Rice is the staple of the Kongunadu people in this area. Before rice became commonly available and everyone switched to eating it, cumbu (pearl millet), (vella cholam) sorghum, ragi (finger millet) were some of the grains that were regularly used. Most of these grains are very good alternative to rice and can be cooked like rice or made into dosa.
A regular Kongu lunch is a wonder in its simplicity. Rice with lentils and an accompanying sour curry made with tamarind or both replaced by a sambhar with a vegetable in season, followed by rasam and finishing off with curd/ yogurt. Generally a stir fried vegetable is also included. The dal is cooked with plenty of water which is extracted for making the rasam.
The lentils most commonly used are toor, moong (whole or split), split hyacinth beans (mocha paruppu) and horse gram. Cow Peas (thatta payar) kuzhambu cooked with a vegetable like brinjal, bottle gourd or white pumpkin is another common recipe. Horsegram, a lentil is common in this area but not as much in other parts of Tamil Nadu.
Kara Kuzhambu which literally means spicy curry and one that pairs well with the mostly bland lentils is made with roasted and ground spices and finished off with coconut paste. Tamarind pulp is sometimes added to give it a slightly sour taste.
Chicken and goat meat based curries, gravies and fries are common meat dishes of the area. Fish is also found in abundance in the ponds and the river. The Kongu way of preparing meat dishes does not include a large amount of spices. It is rustic and is sometimes finished off with coconut paste.
Desserts of Kongunadu Cuisine
Delicious sweets like 'Pathaneer Halwa', 'Pathaneer Payasam', 'Elanir Halwa', 'Elanir Payasam', Vaalai are well known items of this region. Western Kongunadu region has specialties like Santhakai, Oputtu and kola urundai, Thengai Paal, Ulundu Kali, Ragi puttumavu, Arisi Puttumavu, Vazhaipoo Poriyal, Kambu Paniyaram, Ragi Pakoda, Thengai Parpi, Kadalai Urundai, Ellu Urundai, and Pori Urundai.
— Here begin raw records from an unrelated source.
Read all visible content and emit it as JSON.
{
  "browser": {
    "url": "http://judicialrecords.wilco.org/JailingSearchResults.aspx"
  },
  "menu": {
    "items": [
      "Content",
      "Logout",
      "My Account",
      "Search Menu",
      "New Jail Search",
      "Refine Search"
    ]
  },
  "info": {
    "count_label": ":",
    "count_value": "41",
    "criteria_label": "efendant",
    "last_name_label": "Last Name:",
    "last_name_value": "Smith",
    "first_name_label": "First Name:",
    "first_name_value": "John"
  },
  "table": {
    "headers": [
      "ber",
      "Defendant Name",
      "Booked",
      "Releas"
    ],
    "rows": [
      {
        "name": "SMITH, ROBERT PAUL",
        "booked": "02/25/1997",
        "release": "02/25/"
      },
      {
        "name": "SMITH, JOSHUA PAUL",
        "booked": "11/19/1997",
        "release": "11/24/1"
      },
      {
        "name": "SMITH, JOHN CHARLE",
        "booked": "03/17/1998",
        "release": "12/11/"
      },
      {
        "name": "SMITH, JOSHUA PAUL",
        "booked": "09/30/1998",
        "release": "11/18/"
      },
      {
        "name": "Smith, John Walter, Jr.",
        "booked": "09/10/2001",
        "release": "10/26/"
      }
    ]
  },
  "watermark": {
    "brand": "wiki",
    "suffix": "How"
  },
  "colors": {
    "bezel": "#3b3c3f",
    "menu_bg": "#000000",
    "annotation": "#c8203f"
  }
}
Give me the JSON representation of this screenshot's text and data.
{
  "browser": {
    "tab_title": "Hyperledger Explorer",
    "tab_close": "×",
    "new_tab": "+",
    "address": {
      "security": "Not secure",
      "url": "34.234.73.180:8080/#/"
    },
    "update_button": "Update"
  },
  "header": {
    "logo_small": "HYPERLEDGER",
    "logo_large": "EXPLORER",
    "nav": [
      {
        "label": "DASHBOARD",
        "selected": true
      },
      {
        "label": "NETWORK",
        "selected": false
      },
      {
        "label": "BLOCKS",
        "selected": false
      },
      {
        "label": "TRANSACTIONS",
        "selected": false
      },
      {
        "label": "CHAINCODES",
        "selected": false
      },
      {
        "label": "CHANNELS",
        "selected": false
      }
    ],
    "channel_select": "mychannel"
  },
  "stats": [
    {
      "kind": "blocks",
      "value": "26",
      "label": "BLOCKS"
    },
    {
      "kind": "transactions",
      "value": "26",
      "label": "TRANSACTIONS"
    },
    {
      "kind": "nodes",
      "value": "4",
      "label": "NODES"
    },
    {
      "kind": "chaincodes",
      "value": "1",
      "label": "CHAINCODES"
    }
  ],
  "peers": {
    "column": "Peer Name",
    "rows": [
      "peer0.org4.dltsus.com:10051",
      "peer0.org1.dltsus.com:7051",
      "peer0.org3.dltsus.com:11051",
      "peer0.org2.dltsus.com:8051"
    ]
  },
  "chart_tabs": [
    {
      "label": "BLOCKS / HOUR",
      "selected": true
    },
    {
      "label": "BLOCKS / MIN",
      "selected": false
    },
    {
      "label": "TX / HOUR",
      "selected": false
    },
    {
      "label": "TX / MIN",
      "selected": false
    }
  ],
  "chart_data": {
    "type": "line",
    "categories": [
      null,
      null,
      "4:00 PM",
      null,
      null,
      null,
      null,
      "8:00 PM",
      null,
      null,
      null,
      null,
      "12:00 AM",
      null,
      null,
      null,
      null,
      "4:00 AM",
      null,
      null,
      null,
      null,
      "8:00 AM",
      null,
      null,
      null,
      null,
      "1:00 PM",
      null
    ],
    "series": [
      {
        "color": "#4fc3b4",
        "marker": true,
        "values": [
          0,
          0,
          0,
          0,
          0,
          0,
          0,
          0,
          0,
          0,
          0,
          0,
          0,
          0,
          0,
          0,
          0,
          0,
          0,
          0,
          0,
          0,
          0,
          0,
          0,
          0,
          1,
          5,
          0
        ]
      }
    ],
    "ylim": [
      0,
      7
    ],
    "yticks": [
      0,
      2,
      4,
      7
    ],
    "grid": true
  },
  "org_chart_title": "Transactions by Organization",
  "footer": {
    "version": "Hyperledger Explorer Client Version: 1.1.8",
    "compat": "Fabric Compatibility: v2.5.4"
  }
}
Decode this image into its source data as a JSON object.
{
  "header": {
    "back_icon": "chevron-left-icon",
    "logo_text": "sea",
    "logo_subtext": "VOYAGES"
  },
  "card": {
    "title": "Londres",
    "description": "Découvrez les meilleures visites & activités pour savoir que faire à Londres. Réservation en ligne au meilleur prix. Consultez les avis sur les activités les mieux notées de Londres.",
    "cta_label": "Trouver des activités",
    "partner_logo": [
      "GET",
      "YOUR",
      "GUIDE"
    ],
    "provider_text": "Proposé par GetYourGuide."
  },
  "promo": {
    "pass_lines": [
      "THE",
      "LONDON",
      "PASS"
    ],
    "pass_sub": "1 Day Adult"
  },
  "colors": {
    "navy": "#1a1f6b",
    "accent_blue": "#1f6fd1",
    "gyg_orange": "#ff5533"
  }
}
Milk being abundantly available from the cows and buffaloes that were grown in the farms, lot of milk based sweet dishes common to the area. Payasam with vermicelli or tapioca pearls are other common festival or special occasion sweets. The most common payasam is the paruppu payasam made with moong dal, jaggery or palm sugar and coconut milk. Mysore Pak are coconut burfis are also common sweets. The sweet that is identified as Kongus is oputtu that has the covering made of maida or wheat flour over coconut jaggery mixture.